Reminds you a bit of your last bad Tinder match, doesn’t it?
Our last model of note is Google’s Bard. It is very similar to the other two Chatbots, but unlike ChatGPT it draws on information from the web and so can give up-to-date content, like Bing AI. As mentioned, Bard is based on the algorithm that made headlines when an engineer claimed it had achieved sentience, due to its “near-human” levels of conversational ability. And Bard’s official demo was a disaster. During a live-streamed event, it gave misinformation about the well-known and documented James Webb Space Telescope to a young child. Everyone watching it felt Google’s embarassment, and as mentioned this wiped just over $100 billion from the company’s stock. Needless to say, it may be a few more months before we learn more about Bard again.

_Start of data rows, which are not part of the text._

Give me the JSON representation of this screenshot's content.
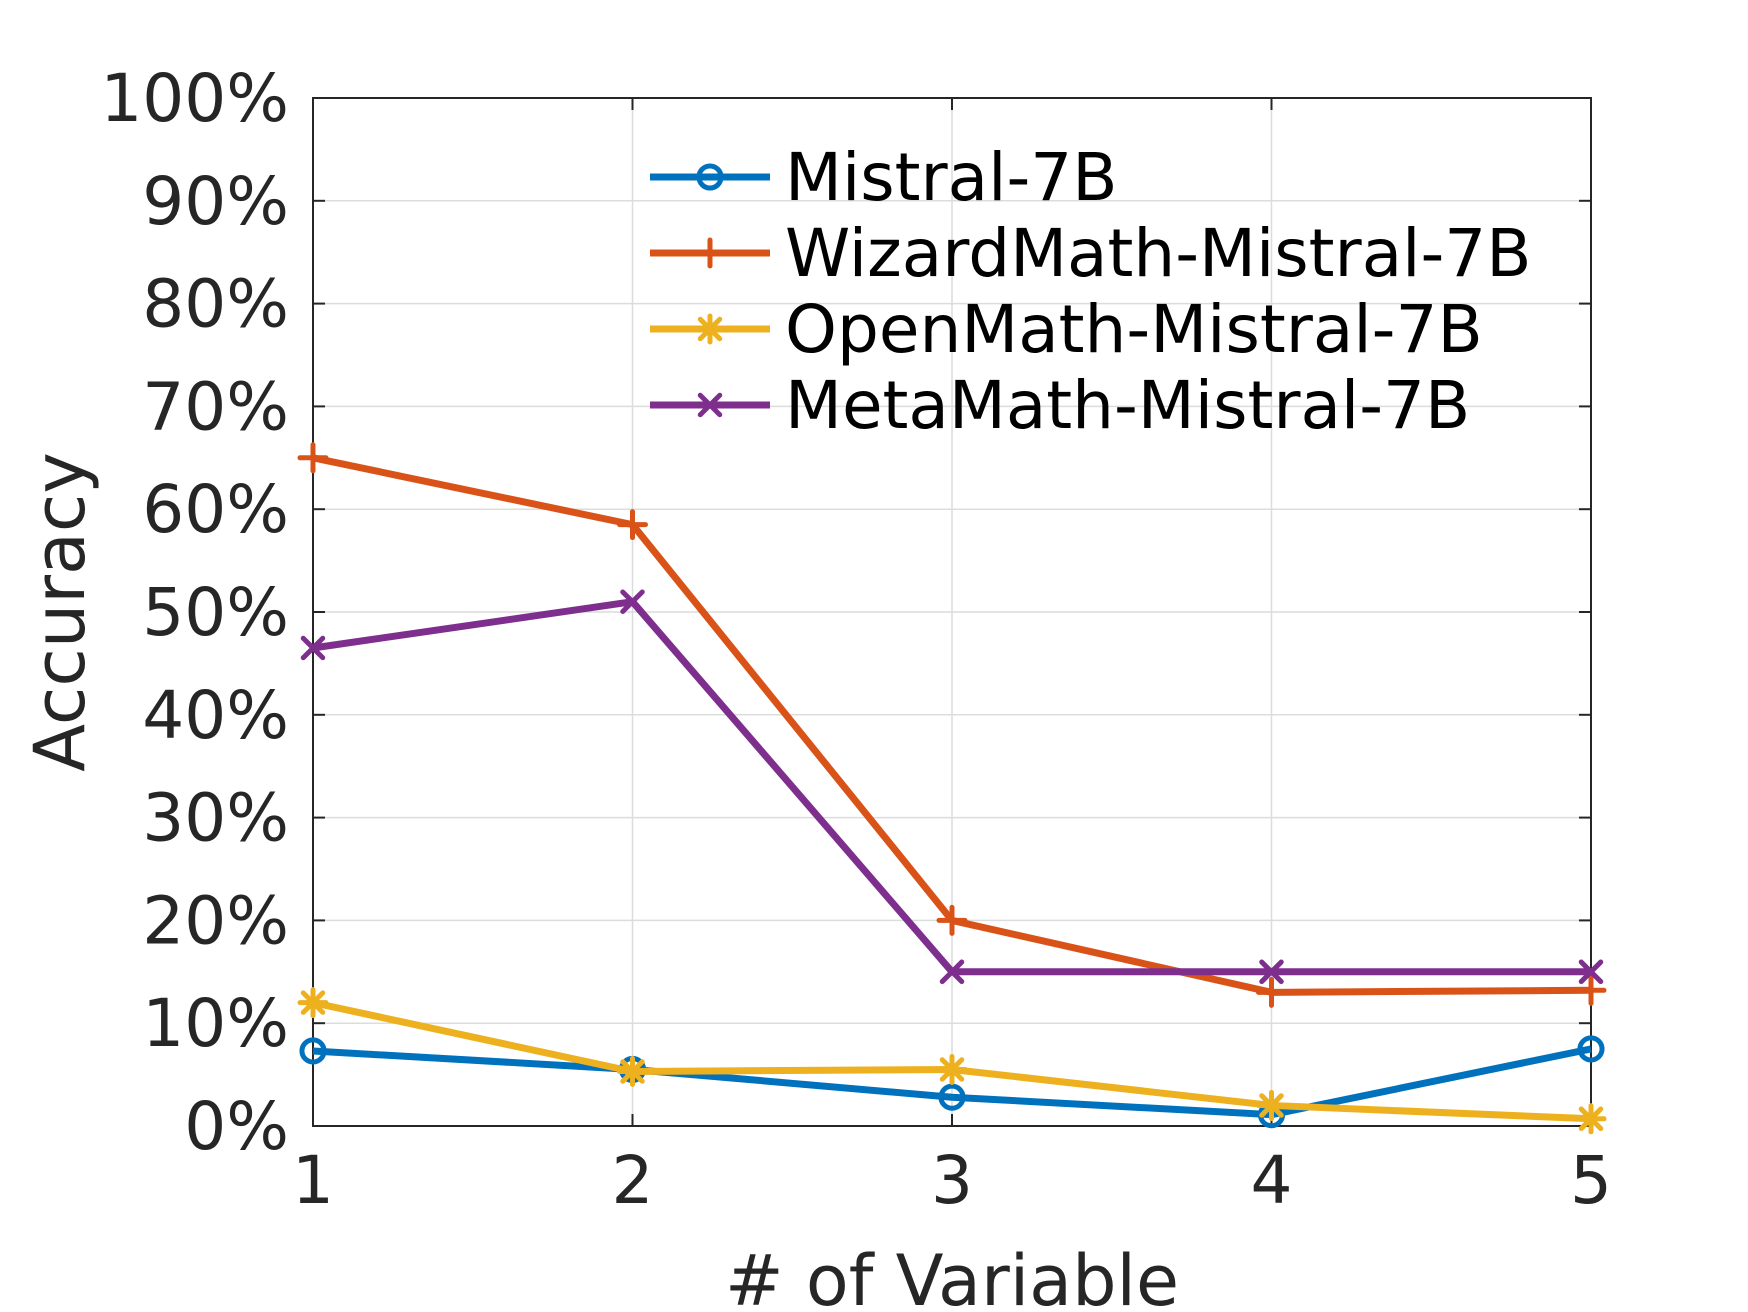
{
  "chart_data": {
    "type": "line",
    "xlabel": "# of Variable",
    "ylabel": "Accuracy",
    "x": [
      1,
      2,
      3,
      4,
      5
    ],
    "xlim": [
      1,
      5
    ],
    "ylim": [
      0,
      100
    ],
    "x_ticks": [
      "1",
      "2",
      "3",
      "4",
      "5"
    ],
    "y_ticks": [
      {
        "value": 0,
        "label": "0%"
      },
      {
        "value": 10,
        "label": "10%"
      },
      {
        "value": 20,
        "label": "20%"
      },
      {
        "value": 30,
        "label": "30%"
      },
      {
        "value": 40,
        "label": "40%"
      },
      {
        "value": 50,
        "label": "50%"
      },
      {
        "value": 60,
        "label": "60%"
      },
      {
        "value": 70,
        "label": "70%"
      },
      {
        "value": 80,
        "label": "80%"
      },
      {
        "value": 90,
        "label": "90%"
      },
      {
        "value": 100,
        "label": "100%"
      }
    ],
    "grid": true,
    "legend_position": "top-right",
    "series": [
      {
        "name": "Mistral-7B",
        "color": "#0072BD",
        "marker": "circle",
        "values": [
          7.3,
          5.5,
          2.8,
          1.1,
          7.5
        ]
      },
      {
        "name": "WizardMath-Mistral-7B",
        "color": "#D95319",
        "marker": "plus",
        "values": [
          65.0,
          58.5,
          20.0,
          13.0,
          13.2
        ]
      },
      {
        "name": "OpenMath-Mistral-7B",
        "color": "#EDB120",
        "marker": "star",
        "values": [
          12.0,
          5.3,
          5.5,
          2.0,
          0.7
        ]
      },
      {
        "name": "MetaMath-Mistral-7B",
        "color": "#7E2F8E",
        "marker": "x",
        "values": [
          46.5,
          51.0,
          15.0,
          15.0,
          15.0
        ]
      }
    ]
  }
}
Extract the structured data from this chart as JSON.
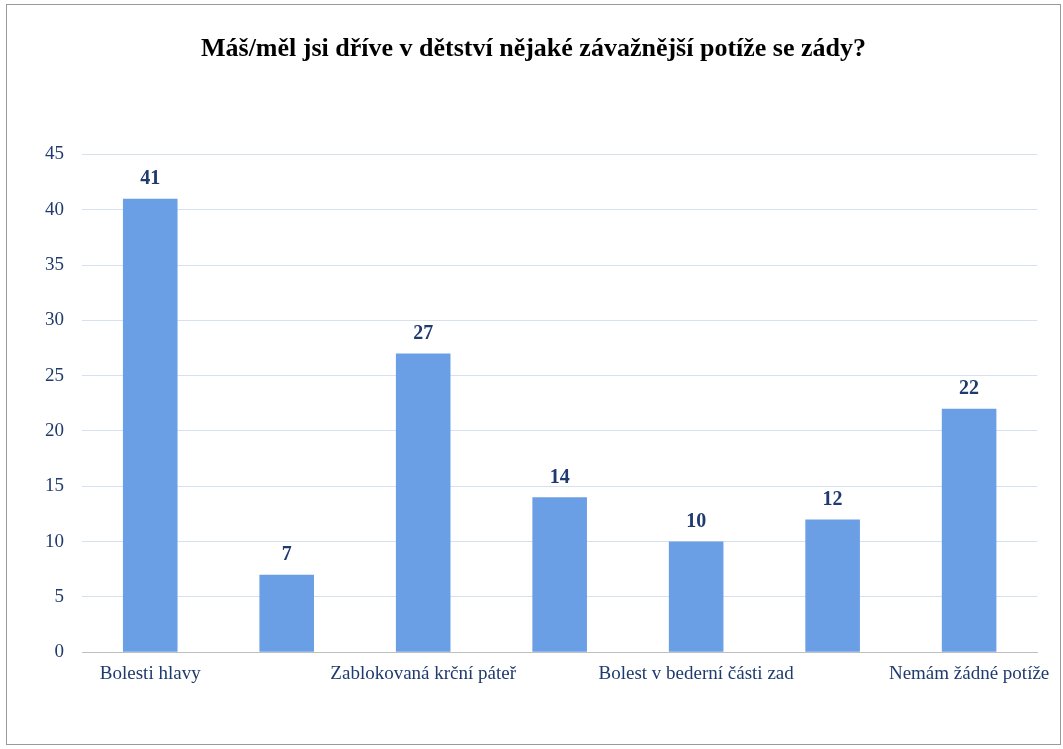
{
  "chart_data": {
    "type": "bar",
    "title": "Máš/měl jsi dříve v dětství nějaké závažnější potíže se zády?",
    "categories": [
      "Bolesti hlavy",
      null,
      "Zablokovaná krční páteř",
      null,
      "Bolest v bederní části zad",
      null,
      "Nemám žádné potíže"
    ],
    "values": [
      41,
      7,
      27,
      14,
      10,
      12,
      22
    ],
    "color": "#6a9fe6",
    "ylim": [
      0,
      45
    ],
    "yticks": [
      0,
      5,
      10,
      15,
      20,
      25,
      30,
      35,
      40,
      45
    ],
    "grid": "y",
    "data_labels": true,
    "legend": false
  }
}
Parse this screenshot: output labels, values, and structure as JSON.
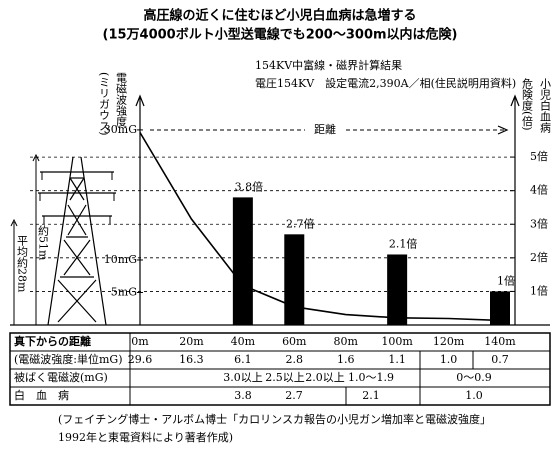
{
  "chart_data": {
    "type": "bar",
    "title": "高圧線の近くに住むほど小児白血病は急増する",
    "subtitle": "(15万4000ボルト小型送電線でも200〜300m以内は危険)",
    "notes": [
      "154KV中富線・磁界計算結果",
      "電圧154KV　設定電流2,390A／相(住民説明用資料)"
    ],
    "x_label": "距離",
    "y_label": [
      "小児白血病",
      "危険度(倍)"
    ],
    "y2_label": [
      "電磁波強度",
      "(ミリガウス)"
    ],
    "x": [
      40,
      60,
      100,
      140
    ],
    "values": [
      3.8,
      2.7,
      2.1,
      1
    ],
    "value_labels": [
      "3.8倍",
      "2.7倍",
      "2.1倍",
      "1倍"
    ],
    "color": "#000000",
    "xlim": [
      0,
      140
    ],
    "ylim": [
      0,
      6.7
    ],
    "yticks": [
      {
        "value": 1,
        "label": "1倍"
      },
      {
        "value": 2,
        "label": "2倍"
      },
      {
        "value": 3,
        "label": "3倍"
      },
      {
        "value": 4,
        "label": "4倍"
      },
      {
        "value": 5,
        "label": "5倍"
      }
    ],
    "y2lim": [
      0,
      34.6
    ],
    "y2ticks": [
      {
        "value": 5,
        "label": "5mG"
      },
      {
        "value": 10,
        "label": "10mG"
      },
      {
        "value": 30,
        "label": "30mG"
      }
    ],
    "series": [
      {
        "axis": "y2",
        "color": "#000000",
        "x": [
          0,
          20,
          40,
          60,
          80,
          100,
          120,
          140
        ],
        "values": [
          29.6,
          16.3,
          6.1,
          2.8,
          1.6,
          1.1,
          1.0,
          0.7
        ]
      }
    ],
    "grid": true,
    "annotations": [
      "約51m",
      "平均約28m"
    ]
  },
  "table": {
    "rows": [
      {
        "label": "真下からの距離",
        "cells": [
          "0m",
          "20m",
          "40m",
          "60m",
          "80m",
          "100m",
          "120m",
          "140m"
        ]
      },
      {
        "label": "(電磁波強度:単位mG)",
        "cells": [
          "29.6",
          "16.3",
          "6.1",
          "2.8",
          "1.6",
          "1.1",
          "1.0",
          "0.7"
        ]
      },
      {
        "label": "被ばく電磁波(mG)",
        "cells": [
          "3.0以上",
          "2.5以上",
          "2.0以上",
          "1.0〜1.9",
          "0〜0.9"
        ]
      },
      {
        "label": "白　血　病",
        "cells": [
          "3.8",
          "2.7",
          "2.1",
          "1.0"
        ]
      }
    ]
  },
  "footnote": [
    "(フェイチング博士・アルボム博士「カロリンスカ報告の小児ガン増加率と電磁波強度」",
    "1992年と東電資料により著者作成)"
  ]
}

Now that we have explored the major Chatbots dominating news and media for the past few months, it’s worth considering a new element that Chatbots offer to their users. Chatbots are useful as workers, but using them for friendship or dating has become increasingly popular in recent years, with many users turning to them as a way to connect with others in a low-pressure, non-judgmental environment. One of the most well-known examples of this is ReplicaAI, which allows users to create a virtual friend that they can talk to about anything. This has raised concerns about their impact on mental health and relationships. For example, some users have reported becoming emotionally attached to their chatbots, which can lead to feelings of loneliness or depression when they are unable to interact with them. Additionally, some experts have raised concerns about the potential for chatbots to reinforce negative social behaviors, such as objectification or unrealistic expectations in relationships. Another issue is the trend of chatbots becoming more "flirty" or even sexual in nature. In the case of ReplicaAI, the chatbot was trained on its users' data and became more suggestive over time. In fact, until recently, there was even a fee for users to "escape the friendzone" and transition their virtual friend to a romantic partner. In Japan, where around 40% of adult men have never been on a date, the use of dating chatbots has become increasingly common. Some experts have raised concerns that this trend could lead to further social isolation and mental health issues, as users may be less likely to seek out real-world relationships or develop the social skills necessary to maintain them.
While the AI wars rages on, so will more controversies, catastrophes and chaos. Our lives will change, with trivial work being automated, and more creative and job opportunities opening up to those with the right disposition, but also quickly displacing millions of workers who happened to be in the wrong role at the wrong time. Perhaps Chatbots and NLP will be a catalyst for some of the most impactful innovations of the 21st Centuary, or perhaps it will continue to amuse and annoy us till we find some kind of middle-ground solution, a human-AI partnership to make sure bias, misinformation and harmful content doesn’t slip out of the model’s imagination into the real world.